The start of the second week of the Glasgow Climate Change Conference marked a shift to a more political phase of the conference. Ministers arrived, former US President Barack Obama drew a crowd, and negotiations continued.
- The COP Presidency set out their negotiation plan for week two;
- Talks on finance, adaptation, technology, and other issues;
- The High-level Ministerial Dialogue on Climate Finance under the Paris Agreement;
- Events on adaptation and loss and damage, which showcased experiences of living on the frontlines of climate change; and
- Countries pledging USD 232 million to the Adaptation Fund.
To dig deeper on individual negotiation items, read the full ENB daily report.
COP 26 President Alok Sharma laid out the process for the next, more political, phase of the negotiations. It will include ministers leading discussions on key political issues, in parallel to continued technical work. The Presidency will continue to hold meetings with heads of delegation to work out the “overarching cover decisions.” Such decisions are sometimes used to communicate an overall message from the conference, or to pull together major mandated work, such as the adoption of the Paris Agreement.
Finance discussions largely focused on the new collective quantified finance goal. Divisions still remain between developed and developing countries on how to go about setting the new goal before 2025.
Negotiations on technology and the Paris Agreement Implementation and Compliance Committee were relatively smooth. Perhaps this indicates that the Presidency hoped to get through less controversial issues earlier this week, while providing time for negotiators to meet informally to work through some of the thorny issues left over from the first week.

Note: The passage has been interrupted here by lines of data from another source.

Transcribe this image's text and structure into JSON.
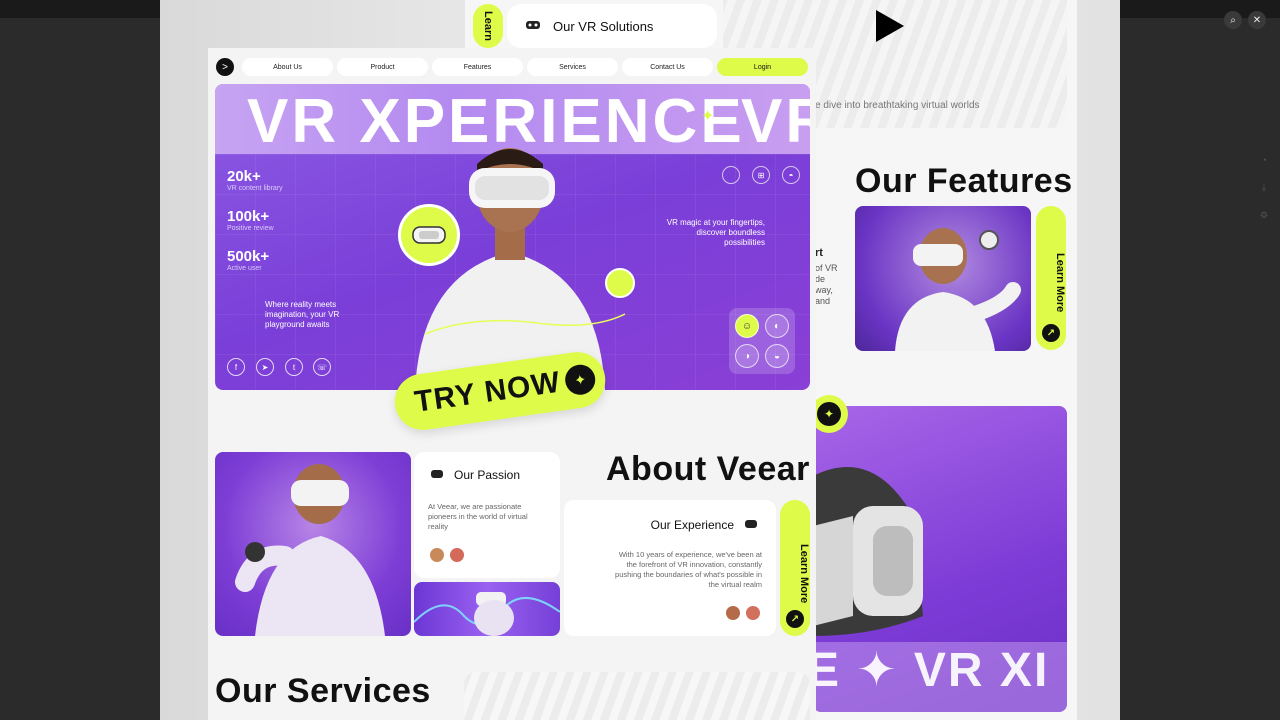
{
  "viewer": {
    "zoom_icon": "zoom-in-icon",
    "close_icon": "close-icon"
  },
  "nav": {
    "logo_glyph": ">",
    "items": [
      "About Us",
      "Product",
      "Features",
      "Services",
      "Contact Us"
    ],
    "login": "Login"
  },
  "hero": {
    "title": "VR XPERIENCE",
    "title_repeat": "VR",
    "stats": [
      {
        "value": "20k+",
        "label": "VR content library"
      },
      {
        "value": "100k+",
        "label": "Positive review"
      },
      {
        "value": "500k+",
        "label": "Active user"
      }
    ],
    "tagline": "Where reality meets imagination, your VR playground awaits",
    "right_text": "VR magic at your fingertips, discover boundless possibilities",
    "platform_icons": [
      "apple-icon",
      "windows-icon",
      "android-icon"
    ],
    "social_icons": [
      "facebook-icon",
      "telegram-icon",
      "twitter-icon",
      "whatsapp-icon"
    ],
    "cta": "TRY NOW"
  },
  "about": {
    "title": "About Veear",
    "passion_title": "Our Passion",
    "passion_text": "At Veear, we are passionate pioneers in the world of virtual reality",
    "experience_title": "Our Experience",
    "experience_text": "With 10 years of experience, we've been at the forefront of VR innovation, constantly pushing the boundaries of what's possible in the virtual realm",
    "learn_more": "Learn More"
  },
  "services": {
    "title": "Our Services"
  },
  "back": {
    "tab_label": "Learn",
    "solutions_title": "Our VR Solutions",
    "caption": "e dive into breathtaking virtual worlds",
    "features_title": "Our Features",
    "learn_more": "Learn More",
    "fragment_lines": [
      "rt",
      "of VR",
      "de",
      "way,",
      "and"
    ],
    "hero_text": "E  ✦  VR XI"
  },
  "colors": {
    "accent": "#dffb4a",
    "purple": "#7a3fd8",
    "dark": "#111111"
  }
}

There are indeed many issues still on the table to resolve, including Article 6 (cooperative approaches), adaptation issues, transparency issues, loss and damage, response measures, finance, and more. Few veterans of the process share President Sharma’s optimism that the meeting will end on time, Friday at 6:00 pm.
Around the Venue
Adaptation involves reducing vulnerabilities and improving resilience to the impacts of climate change. When adaptation fails or proves impossible, climate change can have irreversible effects, which in the language of the climate negotiations is termed “loss and damage.” Loss and damage can include lost harvests and homes, livelihoods and lives. The word “frontlines” peppered events throughout the day.
Sheila Jack Babauta, Northern Marianas Islands, related how the intensity of climate-amplified storms strikes fear in the people of her home island when they hear gusts of wind and heavy rain. But, she stressed that Indigenous Peoples are not passive victims; they have solutions and knowledge that can address the climate crisis.
The hallways were full of people eagerly awaiting a glimpse of former US President Barack Obama. In his address, he said the goal in Paris was to create an agreement that would give the planet a fighting chance. Calling cynicism “the recourse of cowards,” he said “we can’t afford hopelessness.” Instead, he called for mustering the will, passion, and activism of citizens, especially youth, to push governments and companies to meet the climate challenge.
Other events from the day included:
- Presidency events on adaptation action and exploring loss and damage;
- Adaptation Fund Contributor Dialogue and Reflections from Recipients and Stakeholders;
- Global Climate Action events exploring what resilience means in practice; and
- UNFCCC Capacity Building Hub events.